5. A cooperative rather than competitive activity

... or was that a rhetorical question?

hong said:
See 1, 2, 3 and 5.

If 1. means everyone enjoying a game then Descent covers this, otherwise how does a DM "win".

2. Uhm, you realize Descent now has rules for campign play over numerous games right? http://www.rpg.net/reviews/archive/13/13845.phtml

3.Ok, Descent has expansions as well.

5. If different players take turns being the Overlord how is this not cooperative?

In other words, in all seriousness what do you feel differentiates this from what you want out of D&D? I'm not being snarky, just curious.
 

Imaro said:
If 1. means everyone enjoying a game then Descent covers this, otherwise how does a DM "win".

I realise that you have to be told everything at least 2 times, but there is more to being a non-adversarial DM than ensuring everyone enjoys the game.

2. Uhm, you realize Descent now has rules for campign play over numerous games right? http://www.rpg.net/reviews/archive/13/13845.phtml

There is more to heaven and earth, Horatio, than a dungeon.
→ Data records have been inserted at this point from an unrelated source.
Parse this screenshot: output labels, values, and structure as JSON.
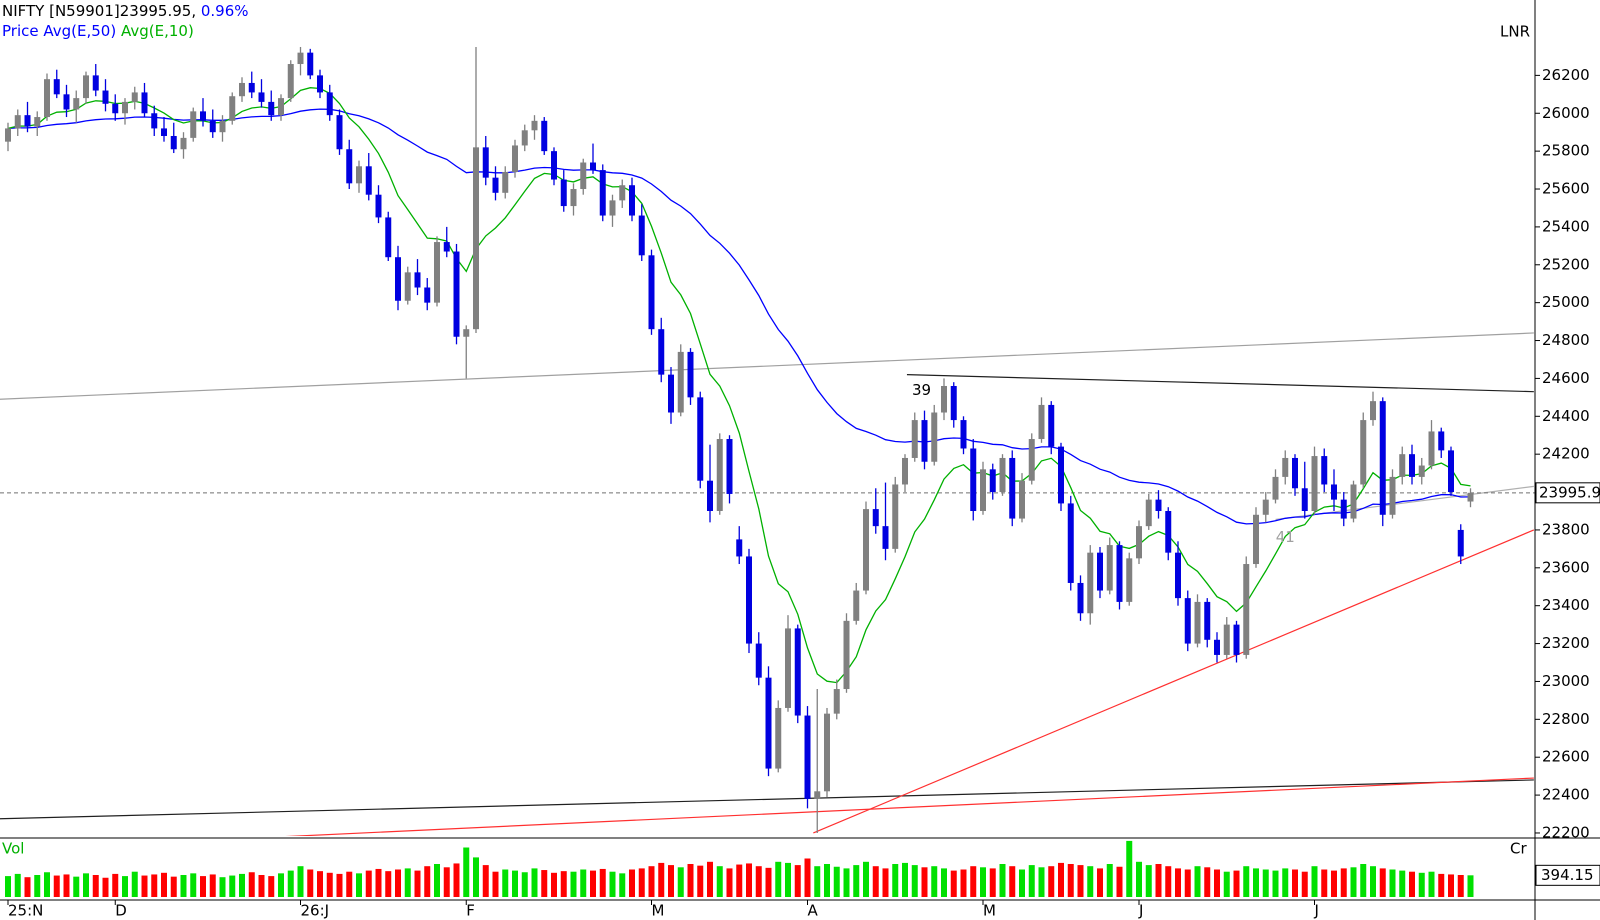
{
  "chart_data": {
    "type": "candlestick",
    "title": "NIFTY [N59901]23995.95,",
    "change": "0.96%",
    "series_label": "Price",
    "averages": [
      {
        "name": "Avg(E,50)",
        "color": "#0000ff"
      },
      {
        "name": "Avg(E,10)",
        "color": "#00b000"
      }
    ],
    "scale_label": "LNR",
    "volume_label": "Vol",
    "volume_scale_label": "Cr",
    "up_color": "#808080",
    "down_color": "#0000e0",
    "volume_colors": [
      "#00e000",
      "#ff0000"
    ],
    "ylim": [
      22184,
      26598
    ],
    "yticks": [
      22200,
      22400,
      22600,
      22800,
      23000,
      23200,
      23400,
      23600,
      23800,
      24000,
      24200,
      24400,
      24600,
      24800,
      25000,
      25200,
      25400,
      25600,
      25800,
      26000,
      26200
    ],
    "volume_ylim": [
      0,
      1000
    ],
    "categories": [
      "25:N",
      null,
      null,
      null,
      null,
      null,
      null,
      null,
      null,
      null,
      null,
      "D",
      null,
      null,
      null,
      null,
      null,
      null,
      null,
      null,
      null,
      null,
      null,
      null,
      null,
      null,
      null,
      null,
      null,
      null,
      "26:J",
      null,
      null,
      null,
      null,
      null,
      null,
      null,
      null,
      null,
      null,
      null,
      null,
      null,
      null,
      null,
      null,
      "F",
      null,
      null,
      null,
      null,
      null,
      null,
      null,
      null,
      null,
      null,
      null,
      null,
      null,
      null,
      null,
      null,
      null,
      null,
      "M",
      null,
      null,
      null,
      null,
      null,
      null,
      null,
      null,
      null,
      null,
      null,
      null,
      null,
      null,
      null,
      "A",
      null,
      null,
      null,
      null,
      null,
      null,
      null,
      null,
      null,
      null,
      null,
      null,
      null,
      null,
      null,
      null,
      null,
      "M",
      null,
      null,
      null,
      null,
      null,
      null,
      null,
      null,
      null,
      null,
      null,
      null,
      null,
      null,
      null,
      "J",
      null,
      null,
      null,
      null,
      null,
      null,
      null,
      null,
      null,
      null,
      null,
      null,
      null,
      null,
      null,
      null,
      null,
      "J",
      null,
      null,
      null,
      null,
      null,
      null,
      null,
      null,
      null,
      null,
      null,
      null,
      null,
      null,
      null,
      null
    ],
    "candles": [
      [
        25850,
        25950,
        25800,
        25920
      ],
      [
        25920,
        26020,
        25880,
        25990
      ],
      [
        25990,
        26060,
        25900,
        25930
      ],
      [
        25930,
        26010,
        25880,
        25980
      ],
      [
        25980,
        26210,
        25960,
        26180
      ],
      [
        26180,
        26230,
        26080,
        26100
      ],
      [
        26100,
        26150,
        25980,
        26020
      ],
      [
        26020,
        26120,
        25950,
        26080
      ],
      [
        26080,
        26220,
        26050,
        26200
      ],
      [
        26200,
        26260,
        26090,
        26120
      ],
      [
        26120,
        26180,
        26010,
        26050
      ],
      [
        26050,
        26100,
        25960,
        26000
      ],
      [
        26000,
        26080,
        25940,
        26060
      ],
      [
        26060,
        26140,
        26020,
        26110
      ],
      [
        26110,
        26160,
        25980,
        26000
      ],
      [
        26000,
        26040,
        25880,
        25920
      ],
      [
        25920,
        25980,
        25850,
        25880
      ],
      [
        25880,
        25950,
        25790,
        25810
      ],
      [
        25810,
        25900,
        25760,
        25870
      ],
      [
        25870,
        26030,
        25850,
        26010
      ],
      [
        26010,
        26080,
        25930,
        25960
      ],
      [
        25960,
        26020,
        25870,
        25900
      ],
      [
        25900,
        25990,
        25850,
        25960
      ],
      [
        25960,
        26110,
        25940,
        26090
      ],
      [
        26090,
        26190,
        26060,
        26160
      ],
      [
        26160,
        26220,
        26080,
        26110
      ],
      [
        26110,
        26180,
        26030,
        26060
      ],
      [
        26060,
        26120,
        25960,
        25990
      ],
      [
        25990,
        26100,
        25960,
        26080
      ],
      [
        26080,
        26280,
        26060,
        26260
      ],
      [
        26260,
        26350,
        26200,
        26320
      ],
      [
        26320,
        26340,
        26180,
        26200
      ],
      [
        26200,
        26230,
        26080,
        26110
      ],
      [
        26110,
        26150,
        25960,
        25990
      ],
      [
        25990,
        26020,
        25780,
        25810
      ],
      [
        25810,
        25860,
        25600,
        25630
      ],
      [
        25630,
        25750,
        25580,
        25720
      ],
      [
        25720,
        25790,
        25540,
        25570
      ],
      [
        25570,
        25620,
        25420,
        25450
      ],
      [
        25450,
        25480,
        25220,
        25240
      ],
      [
        25240,
        25300,
        24960,
        25010
      ],
      [
        25010,
        25190,
        24990,
        25160
      ],
      [
        25160,
        25230,
        25040,
        25080
      ],
      [
        25080,
        25130,
        24960,
        25000
      ],
      [
        25000,
        25350,
        24980,
        25320
      ],
      [
        25320,
        25400,
        25240,
        25270
      ],
      [
        25270,
        25310,
        24780,
        24820
      ],
      [
        24820,
        24880,
        24600,
        24860
      ],
      [
        24860,
        26350,
        24840,
        25820
      ],
      [
        25820,
        25880,
        25620,
        25660
      ],
      [
        25660,
        25720,
        25540,
        25580
      ],
      [
        25580,
        25720,
        25550,
        25690
      ],
      [
        25690,
        25860,
        25660,
        25830
      ],
      [
        25830,
        25940,
        25800,
        25910
      ],
      [
        25910,
        25990,
        25860,
        25960
      ],
      [
        25960,
        25980,
        25780,
        25800
      ],
      [
        25800,
        25820,
        25620,
        25650
      ],
      [
        25650,
        25700,
        25480,
        25510
      ],
      [
        25510,
        25630,
        25460,
        25600
      ],
      [
        25600,
        25760,
        25570,
        25740
      ],
      [
        25740,
        25840,
        25680,
        25700
      ],
      [
        25700,
        25730,
        25430,
        25460
      ],
      [
        25460,
        25570,
        25400,
        25540
      ],
      [
        25540,
        25650,
        25500,
        25620
      ],
      [
        25620,
        25660,
        25430,
        25460
      ],
      [
        25460,
        25520,
        25220,
        25250
      ],
      [
        25250,
        25280,
        24830,
        24860
      ],
      [
        24860,
        24920,
        24580,
        24620
      ],
      [
        24620,
        24660,
        24360,
        24420
      ],
      [
        24420,
        24780,
        24400,
        24740
      ],
      [
        24740,
        24760,
        24460,
        24500
      ],
      [
        24500,
        24530,
        24020,
        24060
      ],
      [
        24060,
        24250,
        23840,
        23900
      ],
      [
        23900,
        24310,
        23880,
        24280
      ],
      [
        24280,
        24300,
        23940,
        23990
      ],
      [
        23750,
        23820,
        23620,
        23660
      ],
      [
        23660,
        23700,
        23150,
        23200
      ],
      [
        23200,
        23260,
        22980,
        23020
      ],
      [
        23020,
        23080,
        22500,
        22540
      ],
      [
        22540,
        22900,
        22520,
        22860
      ],
      [
        22860,
        23350,
        22840,
        23280
      ],
      [
        23280,
        23300,
        22780,
        22820
      ],
      [
        22820,
        22870,
        22330,
        22380
      ],
      [
        22380,
        22960,
        22200,
        22420
      ],
      [
        22420,
        22860,
        22390,
        22830
      ],
      [
        22830,
        23010,
        22800,
        22960
      ],
      [
        22960,
        23360,
        22940,
        23320
      ],
      [
        23320,
        23520,
        23300,
        23480
      ],
      [
        23480,
        23950,
        23460,
        23910
      ],
      [
        23910,
        24020,
        23780,
        23820
      ],
      [
        23820,
        24050,
        23640,
        23700
      ],
      [
        23700,
        24080,
        23680,
        24040
      ],
      [
        24040,
        24200,
        24000,
        24180
      ],
      [
        24180,
        24420,
        24160,
        24380
      ],
      [
        24380,
        24430,
        24120,
        24160
      ],
      [
        24160,
        24460,
        24140,
        24420
      ],
      [
        24420,
        24600,
        24380,
        24560
      ],
      [
        24560,
        24580,
        24340,
        24380
      ],
      [
        24380,
        24400,
        24200,
        24230
      ],
      [
        24230,
        24280,
        23850,
        23900
      ],
      [
        23900,
        24160,
        23880,
        24120
      ],
      [
        24120,
        24150,
        23960,
        24000
      ],
      [
        24000,
        24200,
        23980,
        24180
      ],
      [
        24180,
        24220,
        23820,
        23860
      ],
      [
        23860,
        24100,
        23840,
        24060
      ],
      [
        24060,
        24310,
        24040,
        24280
      ],
      [
        24280,
        24500,
        24260,
        24460
      ],
      [
        24460,
        24480,
        24200,
        24240
      ],
      [
        24240,
        24260,
        23900,
        23940
      ],
      [
        23940,
        23980,
        23480,
        23520
      ],
      [
        23520,
        23560,
        23320,
        23360
      ],
      [
        23360,
        23720,
        23300,
        23680
      ],
      [
        23680,
        23710,
        23440,
        23480
      ],
      [
        23480,
        23760,
        23460,
        23720
      ],
      [
        23720,
        23740,
        23380,
        23420
      ],
      [
        23420,
        23680,
        23400,
        23650
      ],
      [
        23650,
        23850,
        23620,
        23820
      ],
      [
        23820,
        23990,
        23800,
        23960
      ],
      [
        23960,
        24010,
        23860,
        23900
      ],
      [
        23900,
        23920,
        23640,
        23680
      ],
      [
        23680,
        23740,
        23400,
        23440
      ],
      [
        23440,
        23480,
        23160,
        23200
      ],
      [
        23200,
        23460,
        23180,
        23420
      ],
      [
        23420,
        23440,
        23180,
        23220
      ],
      [
        23220,
        23260,
        23100,
        23140
      ],
      [
        23140,
        23340,
        23120,
        23300
      ],
      [
        23300,
        23320,
        23100,
        23140
      ],
      [
        23140,
        23660,
        23120,
        23620
      ],
      [
        23620,
        23920,
        23600,
        23880
      ],
      [
        23880,
        24000,
        23840,
        23960
      ],
      [
        23960,
        24120,
        23940,
        24080
      ],
      [
        24080,
        24220,
        24040,
        24180
      ],
      [
        24180,
        24200,
        23980,
        24020
      ],
      [
        24020,
        24160,
        23860,
        23900
      ],
      [
        23900,
        24240,
        23880,
        24190
      ],
      [
        24190,
        24230,
        24000,
        24040
      ],
      [
        24040,
        24120,
        23900,
        23960
      ],
      [
        23960,
        24000,
        23820,
        23860
      ],
      [
        23860,
        24060,
        23840,
        24040
      ],
      [
        24040,
        24420,
        24020,
        24380
      ],
      [
        24380,
        24530,
        24350,
        24480
      ],
      [
        24480,
        24500,
        23820,
        23880
      ],
      [
        23880,
        24120,
        23860,
        24080
      ],
      [
        24080,
        24240,
        24040,
        24200
      ],
      [
        24200,
        24250,
        24040,
        24080
      ],
      [
        24080,
        24180,
        24040,
        24140
      ],
      [
        24140,
        24380,
        24120,
        24320
      ],
      [
        24320,
        24340,
        24180,
        24220
      ],
      [
        24220,
        24240,
        23980,
        24000
      ],
      [
        23800,
        23830,
        23620,
        23660
      ],
      [
        23950,
        24020,
        23920,
        23995.95
      ]
    ],
    "volumes": [
      380,
      420,
      360,
      400,
      450,
      390,
      410,
      370,
      430,
      400,
      350,
      420,
      380,
      460,
      390,
      410,
      440,
      370,
      400,
      430,
      380,
      410,
      360,
      390,
      420,
      450,
      400,
      380,
      430,
      480,
      560,
      500,
      470,
      440,
      420,
      460,
      430,
      480,
      510,
      470,
      500,
      520,
      480,
      560,
      600,
      540,
      610,
      900,
      720,
      580,
      460,
      500,
      480,
      450,
      520,
      490,
      440,
      470,
      460,
      500,
      480,
      510,
      460,
      430,
      500,
      520,
      560,
      620,
      580,
      540,
      600,
      570,
      640,
      560,
      520,
      590,
      610,
      560,
      530,
      640,
      620,
      580,
      700,
      560,
      600,
      550,
      520,
      580,
      640,
      560,
      520,
      600,
      620,
      580,
      540,
      560,
      520,
      480,
      500,
      560,
      540,
      520,
      600,
      560,
      500,
      580,
      540,
      560,
      620,
      600,
      580,
      560,
      520,
      600,
      550,
      1020,
      640,
      580,
      600,
      560,
      520,
      500,
      560,
      540,
      500,
      460,
      480,
      560,
      520,
      500,
      480,
      520,
      500,
      460,
      560,
      500,
      480,
      520,
      540,
      600,
      560,
      520,
      500,
      480,
      460,
      440,
      460,
      420,
      410,
      400,
      394.15
    ],
    "trendlines": [
      {
        "color": "#a0a0a0",
        "x": [
          -0.9,
          156.5
        ],
        "y": [
          24490,
          24840
        ]
      },
      {
        "color": "#202020",
        "x": [
          92.2,
          156.5
        ],
        "y": [
          24620,
          24530
        ]
      },
      {
        "color": "#202020",
        "x": [
          -0.9,
          156.5
        ],
        "y": [
          22275,
          22480
        ]
      },
      {
        "color": "#ff3030",
        "x": [
          -0.9,
          156.5
        ],
        "y": [
          22110,
          22490
        ]
      },
      {
        "color": "#ff3030",
        "x": [
          82.6,
          156.5
        ],
        "y": [
          22200,
          23800
        ]
      },
      {
        "color": "#b0b0b0",
        "x": [
          130,
          156.5
        ],
        "y": [
          23855,
          24030
        ]
      }
    ],
    "annotations": [
      {
        "text": "39",
        "x": 93.7,
        "y": 24537,
        "color": "#000000"
      },
      {
        "text": "41",
        "x": 131,
        "y": 23761,
        "color": "#a0a0a0"
      }
    ]
  }
}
3.Ok, Descent has expansions as well.

Psst. Noncombat as well as combat.

5. If different players take turns being the Overlord how is this not cooperative?

... you can't be serious.

In other words, in all seriousness what do you feel differentiates this from what you want out of D&D? I'm not being snarky, just curious.

So. Why don't you play Dogs in the Vineyard?
 

There's one point I'd like to make that I haven't seen yet:

"Encounter" does not equal "Fight", though some people are making that assumption.

In the way the 4e DMG uses it, "encounter" means "important scene that moves the plot or action of the game." That's why the DMG focuses on cutting out stuff not important to the "encounter". If the example gate guards serve no purpose to the adventure, if it doesn't matter whether the PCs pass the guards now or 2 hours from now, then what the DMG is saying is not to dwell on that interaction too much. If on the other hand, the guards stand between the party and the prince who's gonna get murdered in the next hour, then it's an important scene or "encounter", and worth using a skill check/challenge on, or an encounter or daily utility power, or, at the bottom end of the rung, FIGHT past the guards and try to save the prince with the CITY GUARD on your tail.